J Hand Surg Br. 2005 Oct;30(5):521-4. doi: 10.1016/j.jhsb.2005.05.011.
The purpose of this prospective randomised study was to evaluate which operative technique for treatment of cubital tunnel syndrome is preferable: subcutaneous anterior transposition or nerve decompression without transposition. This study included 66 patients suffering from pain and/or neurological deficits with clinically and electromyographically proven cubital tunnel syndrome. Thirty-two patients underwent nerve decompression without transposition and 34 underwent subcutaneous transposition of the nerve. Follow-up examinations evaluating pain, motor and sensory deficits as well as motor nerve conduction velocities, were performed 3 and 9 months postoperatively. There were no significant differences between the outcomes of the two groups at either postoperative follow-up examination.

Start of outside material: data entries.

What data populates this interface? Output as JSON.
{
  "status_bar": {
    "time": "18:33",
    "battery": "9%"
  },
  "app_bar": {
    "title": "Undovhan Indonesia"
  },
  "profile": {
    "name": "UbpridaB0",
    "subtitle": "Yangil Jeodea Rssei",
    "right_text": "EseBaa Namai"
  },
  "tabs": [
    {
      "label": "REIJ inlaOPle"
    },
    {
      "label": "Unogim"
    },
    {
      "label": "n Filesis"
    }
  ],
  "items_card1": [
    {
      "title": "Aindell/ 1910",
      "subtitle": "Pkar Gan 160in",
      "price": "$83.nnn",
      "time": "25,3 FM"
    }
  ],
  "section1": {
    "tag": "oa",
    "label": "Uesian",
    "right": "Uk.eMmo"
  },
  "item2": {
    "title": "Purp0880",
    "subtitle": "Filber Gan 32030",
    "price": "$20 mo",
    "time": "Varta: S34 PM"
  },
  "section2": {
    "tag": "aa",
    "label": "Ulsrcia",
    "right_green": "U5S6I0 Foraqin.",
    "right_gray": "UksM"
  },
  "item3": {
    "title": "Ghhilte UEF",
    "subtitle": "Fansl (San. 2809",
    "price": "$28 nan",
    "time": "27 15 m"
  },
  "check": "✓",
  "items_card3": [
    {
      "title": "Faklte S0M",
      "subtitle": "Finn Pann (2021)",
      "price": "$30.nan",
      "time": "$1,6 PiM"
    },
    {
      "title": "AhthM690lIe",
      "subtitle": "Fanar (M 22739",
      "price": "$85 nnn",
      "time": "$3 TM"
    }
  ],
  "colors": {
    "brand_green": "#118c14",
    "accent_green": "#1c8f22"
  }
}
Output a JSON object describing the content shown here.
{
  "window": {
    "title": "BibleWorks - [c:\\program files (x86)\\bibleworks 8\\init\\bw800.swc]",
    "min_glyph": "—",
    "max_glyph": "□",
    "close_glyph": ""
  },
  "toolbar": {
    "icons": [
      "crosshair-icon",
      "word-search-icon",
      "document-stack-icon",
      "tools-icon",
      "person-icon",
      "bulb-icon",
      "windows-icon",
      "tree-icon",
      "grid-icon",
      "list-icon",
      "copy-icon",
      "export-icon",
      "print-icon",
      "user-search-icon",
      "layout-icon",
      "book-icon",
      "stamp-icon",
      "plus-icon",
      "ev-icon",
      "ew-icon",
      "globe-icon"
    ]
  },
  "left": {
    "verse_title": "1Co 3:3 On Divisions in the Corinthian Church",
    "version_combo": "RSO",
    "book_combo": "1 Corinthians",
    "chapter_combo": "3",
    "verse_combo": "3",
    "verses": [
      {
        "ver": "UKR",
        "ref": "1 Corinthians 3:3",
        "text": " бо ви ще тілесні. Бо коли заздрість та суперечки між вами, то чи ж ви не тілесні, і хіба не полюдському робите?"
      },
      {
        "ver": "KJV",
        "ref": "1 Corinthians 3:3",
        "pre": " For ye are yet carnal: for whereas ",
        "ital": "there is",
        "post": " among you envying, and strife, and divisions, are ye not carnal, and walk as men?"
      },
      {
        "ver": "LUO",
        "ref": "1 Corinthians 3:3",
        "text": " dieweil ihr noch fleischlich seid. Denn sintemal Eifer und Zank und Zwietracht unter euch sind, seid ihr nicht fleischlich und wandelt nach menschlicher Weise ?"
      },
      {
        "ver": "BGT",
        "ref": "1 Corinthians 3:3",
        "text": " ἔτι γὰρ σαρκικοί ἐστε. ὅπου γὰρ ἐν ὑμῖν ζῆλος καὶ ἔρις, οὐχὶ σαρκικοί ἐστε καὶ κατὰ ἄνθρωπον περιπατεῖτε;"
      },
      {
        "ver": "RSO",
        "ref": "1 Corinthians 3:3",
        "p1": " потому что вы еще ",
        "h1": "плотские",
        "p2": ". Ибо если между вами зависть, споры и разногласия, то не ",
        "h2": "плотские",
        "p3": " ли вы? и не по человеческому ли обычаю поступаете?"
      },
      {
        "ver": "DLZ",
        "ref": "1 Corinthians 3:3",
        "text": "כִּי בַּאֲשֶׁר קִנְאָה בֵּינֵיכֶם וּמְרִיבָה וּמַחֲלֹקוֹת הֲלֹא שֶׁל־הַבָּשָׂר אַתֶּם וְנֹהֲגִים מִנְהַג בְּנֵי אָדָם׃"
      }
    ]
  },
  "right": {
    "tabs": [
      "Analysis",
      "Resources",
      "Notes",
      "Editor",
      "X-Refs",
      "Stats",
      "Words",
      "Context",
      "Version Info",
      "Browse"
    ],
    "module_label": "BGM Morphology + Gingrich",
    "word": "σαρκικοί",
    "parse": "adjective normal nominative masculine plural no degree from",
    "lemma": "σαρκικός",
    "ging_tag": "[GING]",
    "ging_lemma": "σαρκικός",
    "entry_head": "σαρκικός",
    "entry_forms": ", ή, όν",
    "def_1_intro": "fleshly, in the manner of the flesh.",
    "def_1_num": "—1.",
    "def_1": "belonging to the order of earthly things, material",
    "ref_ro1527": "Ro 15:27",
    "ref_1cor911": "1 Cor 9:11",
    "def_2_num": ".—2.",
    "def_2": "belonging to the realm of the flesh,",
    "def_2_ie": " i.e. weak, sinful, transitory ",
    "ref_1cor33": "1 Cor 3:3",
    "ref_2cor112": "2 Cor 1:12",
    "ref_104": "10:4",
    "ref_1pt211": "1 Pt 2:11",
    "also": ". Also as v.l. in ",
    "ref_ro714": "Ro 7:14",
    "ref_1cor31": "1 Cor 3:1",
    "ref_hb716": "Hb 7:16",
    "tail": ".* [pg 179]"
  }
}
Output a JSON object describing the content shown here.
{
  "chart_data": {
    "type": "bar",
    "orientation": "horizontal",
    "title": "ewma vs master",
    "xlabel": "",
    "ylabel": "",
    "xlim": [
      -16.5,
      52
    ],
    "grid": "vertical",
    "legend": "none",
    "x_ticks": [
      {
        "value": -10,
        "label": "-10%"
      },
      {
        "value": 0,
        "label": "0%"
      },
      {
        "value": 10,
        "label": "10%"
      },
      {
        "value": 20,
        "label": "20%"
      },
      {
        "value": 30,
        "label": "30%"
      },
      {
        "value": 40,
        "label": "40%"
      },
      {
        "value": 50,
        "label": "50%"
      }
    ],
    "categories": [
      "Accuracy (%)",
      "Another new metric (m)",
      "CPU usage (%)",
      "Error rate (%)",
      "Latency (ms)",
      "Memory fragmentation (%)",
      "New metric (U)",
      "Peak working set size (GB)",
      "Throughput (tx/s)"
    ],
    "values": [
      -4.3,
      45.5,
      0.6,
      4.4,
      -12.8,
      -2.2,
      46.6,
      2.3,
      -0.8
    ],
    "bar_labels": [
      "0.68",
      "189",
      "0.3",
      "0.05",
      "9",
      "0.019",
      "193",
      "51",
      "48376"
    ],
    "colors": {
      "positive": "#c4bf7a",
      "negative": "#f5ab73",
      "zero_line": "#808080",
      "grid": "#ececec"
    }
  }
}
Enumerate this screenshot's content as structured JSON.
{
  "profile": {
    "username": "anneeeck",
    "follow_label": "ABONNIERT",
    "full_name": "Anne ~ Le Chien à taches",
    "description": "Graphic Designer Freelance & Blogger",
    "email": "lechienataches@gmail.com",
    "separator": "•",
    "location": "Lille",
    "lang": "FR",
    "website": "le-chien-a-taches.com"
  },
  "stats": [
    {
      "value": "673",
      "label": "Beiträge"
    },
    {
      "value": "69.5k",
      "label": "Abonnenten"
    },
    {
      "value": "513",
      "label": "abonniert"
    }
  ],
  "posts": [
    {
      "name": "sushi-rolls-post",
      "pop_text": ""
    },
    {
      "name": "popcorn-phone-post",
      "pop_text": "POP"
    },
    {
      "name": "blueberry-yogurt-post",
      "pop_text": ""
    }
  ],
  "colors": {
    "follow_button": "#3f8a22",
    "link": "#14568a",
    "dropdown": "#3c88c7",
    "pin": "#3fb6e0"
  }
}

We recommend simple decompression of the nerve in cases without deformity of the elbow, as this is the less invasive operative procedure.
皮下前路转位术还是不进行转位的神经减压术。本研究纳入了66例患有疼痛和/或神经功能缺损且经临床和肌电图证实为肘管综合征的患者。32例患者接受了不进行转位的神经减压术,34例患者接受了神经皮下转位术。术后3个月和9个月进行随访检查,评估疼痛、运动和感觉功能缺损以及运动神经传导速度。在两次术后随访检查中,两组的结果均无显著差异。对于肘部无畸形的病例,我们建议进行简单的神经减压术,因为这是侵入性较小的手术操作。